With the return of the Omega Psi Phi fraternity and the charter of Iota Phi Theta fraternity on campus, Baylor will reach the full Divine Nine status.
“Right now, we are ecstatic about having the seven that we do,” Sullivan said.
Aurora, Colo., junior Samuel Onilenla is the secretary of Baylor’s NPHC and a member of Phi Beta Sigma fraternity. He said that throughout his time in NPHC, he has become more organized as his attention to detail has grown.
“Our platform is only so big,” Onilenla said. “And being able to collaborate or even gain knowledge of more organizations on campus is what I hope to see in the future.”
In addition, the Multicultural Greek Council was founded on Baylor’s campus in 2004 and is currently the only one without a national affiliation.
The Multicultural Greek Council includes active sororities alpha Kappa Delta Phi, Delta Kappa Delta, Gamma Alpha Omega and Kappa Delta Chi, as well as fraternities Beta Kappa Gamma, Delta Epsilon Psi, Lambda Phi Epsilon, Omega Delta Phi and Hermandad de Sigma Iota Alpha.
Friendswood senior Monique Suarez is president of the MGC chapter at Baylor and said that she joined alpha Kappa Delta Phi last fall.
She said the recent involvement of the MGC in All-University Sing has been an exciting addition, but funding and exposure are less than other organizations. She hopes to extend networking to other councils such as the Panhellenic Council.
“I feel like that would help with exposure as well,” Suarez said. “So, maybe seeing those organizations reach out to us.”
Kayle Nguyen, recent graduate and current Alumna Adviser for the alpha Kappa Delta Phi sorority, said that her time with MGC was very valuable.

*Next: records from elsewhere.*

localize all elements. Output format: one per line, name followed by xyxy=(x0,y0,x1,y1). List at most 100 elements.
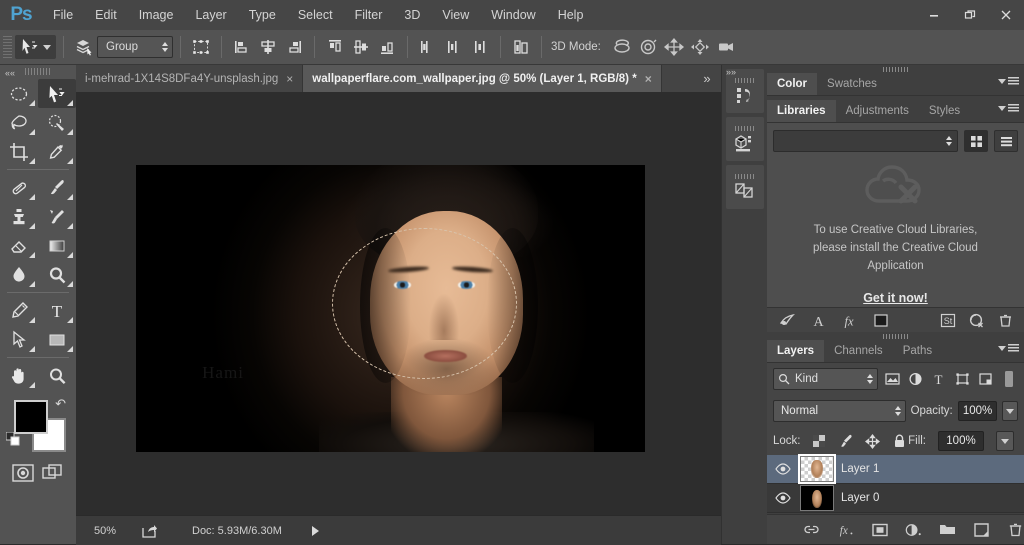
spinner-arrows[interactable] xyxy=(867,374,874,384)
collapse-panel-icon[interactable]: «« xyxy=(5,68,15,78)
scale-3d-object-icon[interactable] xyxy=(713,35,739,59)
tool-flyout-indicator[interactable] xyxy=(29,346,35,352)
expand-panels-icon[interactable]: »» xyxy=(726,67,736,77)
image-canvas[interactable]: Hami xyxy=(136,165,645,452)
blend-mode-select[interactable]: Normal xyxy=(773,400,906,422)
tab-layers[interactable]: Layers xyxy=(767,340,825,362)
menu-image[interactable]: Image xyxy=(128,0,185,30)
menu-file[interactable]: File xyxy=(42,0,84,30)
show-transform-controls-checkbox[interactable] xyxy=(188,35,214,59)
lock-all-icon[interactable] xyxy=(891,432,909,450)
align-right-edges-icon[interactable] xyxy=(281,35,307,59)
roll-3d-object-icon[interactable] xyxy=(635,35,661,59)
tool-pen[interactable] xyxy=(0,296,38,325)
play-arrow-icon[interactable] xyxy=(311,525,319,536)
tool-flyout-indicator[interactable] xyxy=(67,281,73,287)
color-panel-grip[interactable] xyxy=(767,65,1024,73)
spinner-arrows[interactable] xyxy=(894,406,901,416)
layer-thumbnail[interactable] xyxy=(800,456,834,482)
color-swatch-icon[interactable] xyxy=(872,312,889,329)
share-icon[interactable] xyxy=(138,521,160,541)
tool-flyout-indicator[interactable] xyxy=(29,281,35,287)
tool-flyout-indicator[interactable] xyxy=(67,194,73,200)
tool-flyout-indicator[interactable] xyxy=(67,100,73,106)
tool-gradient[interactable] xyxy=(38,231,76,260)
fill-dropdown-icon[interactable] xyxy=(996,431,1014,451)
tool-rectangular-marquee[interactable] xyxy=(0,79,38,108)
new-group-icon[interactable] xyxy=(939,521,956,538)
canvas-workspace[interactable]: Hami xyxy=(76,92,721,515)
properties-panel-icon[interactable] xyxy=(726,117,764,161)
layer-style-icon[interactable]: fx xyxy=(841,312,858,329)
menu-window[interactable]: Window xyxy=(480,0,546,30)
tool-path-selection[interactable] xyxy=(0,325,38,354)
tab-overflow-button[interactable]: » xyxy=(693,65,721,92)
tool-flyout-indicator[interactable] xyxy=(29,382,35,388)
tool-hand[interactable] xyxy=(0,361,38,390)
lock-position-icon[interactable] xyxy=(864,432,882,450)
default-colors-icon[interactable] xyxy=(6,432,20,446)
tool-blur[interactable] xyxy=(0,260,38,289)
panel-menu-icon[interactable] xyxy=(998,344,1019,353)
filter-shape-layers-icon[interactable] xyxy=(953,369,971,389)
layer-comps-panel-icon[interactable] xyxy=(726,165,764,209)
chevron-down-icon[interactable] xyxy=(43,44,51,50)
tool-flyout-indicator[interactable] xyxy=(67,129,73,135)
tool-flyout-indicator[interactable] xyxy=(29,129,35,135)
panel-menu-icon[interactable] xyxy=(998,104,1019,113)
filter-type-layers-icon[interactable]: T xyxy=(930,369,948,389)
delete-icon[interactable] xyxy=(997,312,1014,329)
tools-panel-grip[interactable] xyxy=(25,68,51,75)
rotate-3d-object-icon[interactable] xyxy=(609,35,635,59)
zoom-level[interactable]: 50% xyxy=(94,525,138,537)
auto-select-checkbox[interactable] xyxy=(71,35,97,59)
tool-spot-healing-brush[interactable] xyxy=(0,173,38,202)
distribute-horizontal-centers-icon[interactable] xyxy=(441,35,467,59)
tool-rectangle[interactable] xyxy=(38,325,76,354)
new-adjustment-layer-icon[interactable] xyxy=(905,521,922,538)
delete-layer-icon[interactable] xyxy=(1007,521,1024,538)
slide-3d-object-icon[interactable] xyxy=(687,35,713,59)
tool-clone-stamp[interactable] xyxy=(0,202,38,231)
tool-flyout-indicator[interactable] xyxy=(29,194,35,200)
elliptical-selection-marquee[interactable] xyxy=(331,228,518,380)
library-select[interactable] xyxy=(773,130,958,152)
close-icon[interactable] xyxy=(988,4,1024,26)
layer-visibility-toggle[interactable] xyxy=(773,492,793,504)
tool-flyout-indicator[interactable] xyxy=(67,223,73,229)
tool-flyout-indicator[interactable] xyxy=(67,346,73,352)
menu-edit[interactable]: Edit xyxy=(84,0,128,30)
layers-panel-grip[interactable] xyxy=(767,332,1024,340)
layer-row-layer-1[interactable]: Layer 1 xyxy=(767,455,1024,484)
spinner-arrows[interactable] xyxy=(162,42,168,52)
options-bar-grip[interactable] xyxy=(3,36,12,58)
lock-image-pixels-icon[interactable] xyxy=(837,432,855,450)
text-style-icon[interactable]: A xyxy=(810,312,827,329)
align-top-edges-icon[interactable] xyxy=(322,35,348,59)
tool-flyout-indicator[interactable] xyxy=(67,317,73,323)
menu-help[interactable]: Help xyxy=(547,0,595,30)
layer-thumbnail[interactable] xyxy=(800,485,834,511)
screen-mode-icon[interactable] xyxy=(38,460,68,486)
menu-layer[interactable]: Layer xyxy=(184,0,237,30)
new-style-from-current-icon[interactable] xyxy=(779,312,796,329)
tool-flyout-indicator[interactable] xyxy=(29,158,35,164)
swap-colors-icon[interactable]: ↶ xyxy=(55,396,66,412)
fill-value[interactable]: 100% xyxy=(938,431,984,451)
restore-icon[interactable] xyxy=(952,4,988,26)
tool-quick-selection[interactable] xyxy=(38,108,76,137)
layer-row-layer-0[interactable]: Layer 0 xyxy=(767,484,1024,513)
tool-flyout-indicator[interactable] xyxy=(29,223,35,229)
spinner-arrows[interactable] xyxy=(946,136,952,146)
document-tab-unsplash[interactable]: i-mehrad-1X14S8DFa4Y-unsplash.jpg × xyxy=(76,65,304,92)
tool-flyout-indicator[interactable] xyxy=(29,100,35,106)
minimize-icon[interactable] xyxy=(916,4,952,26)
sync-settings-icon[interactable]: St xyxy=(939,312,956,329)
get-it-now-link[interactable]: Get it now! xyxy=(863,291,928,305)
distribute-left-edges-icon[interactable] xyxy=(415,35,441,59)
pan-3d-object-icon[interactable] xyxy=(661,35,687,59)
filter-adjustment-layers-icon[interactable] xyxy=(906,369,924,389)
layer-visibility-toggle[interactable] xyxy=(773,463,793,475)
filter-smart-objects-icon[interactable] xyxy=(976,369,994,389)
add-layer-style-icon[interactable]: fx xyxy=(837,521,854,538)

“Whenever I was just an officer for my own organization, of course I learned a lot and delved a lot into the Asian community,” Nguyen said. “But as soon as I was an officer, I learned a lot more about the Latinx community and since we tried to partner a lot with NPHC, I learned a lot about the Black community as well.”
She said that throughout her time serving MGC last year, they focused on advocating for the Multicultural Alliance to get to perform at Sing, which they did for the first time in February of 2020.
“We also have Sing Alliance, but NPHC and MGC really didn’t have a voice on that stage other than Sing Alliance,” Nguyen said. “So having a Multicultural Alliance was a really cool initiative.”
Nguyen said the MGC is ever evolving and there is no limit to how many organizations can be in the council. She said each university looks different.
“Throughout my time at Baylor, I’ve seen one or two organizations come and then some come back,” Nguyen said. “My last year, we only had nine organizations that were active and a new one that re-joined.”
She said throughout the years, the events have continued to get bigger.
“My sophomore year, I think our count was maybe 50 people to go to this one event we had,” Nguyen said. “The next year, we would budget a little bit more because we see that more people are going so it was like 50, then 75, then 100 my senior year and even more than that came I believe.”
In a Lariat article from 2013, Astrid Beltran, coordinator of Baylor’s Greek Life and Chapter Development for NPHC and MGC at the time, said that without the MGC, the organizations within it would not have a place to call home.
“That’s why we have different councils,” Beltran said. “It’s not to segregate or to divide. It’s to really make sure these councils are a home for these chapters to be successful and to have resources.”
Sullivan said that their main goal is to continue to serve more people.
“We are so much more than pretty faces,” Sullivan said. “We have commitment, hard work and so much more behind us and substance that we want to show people.”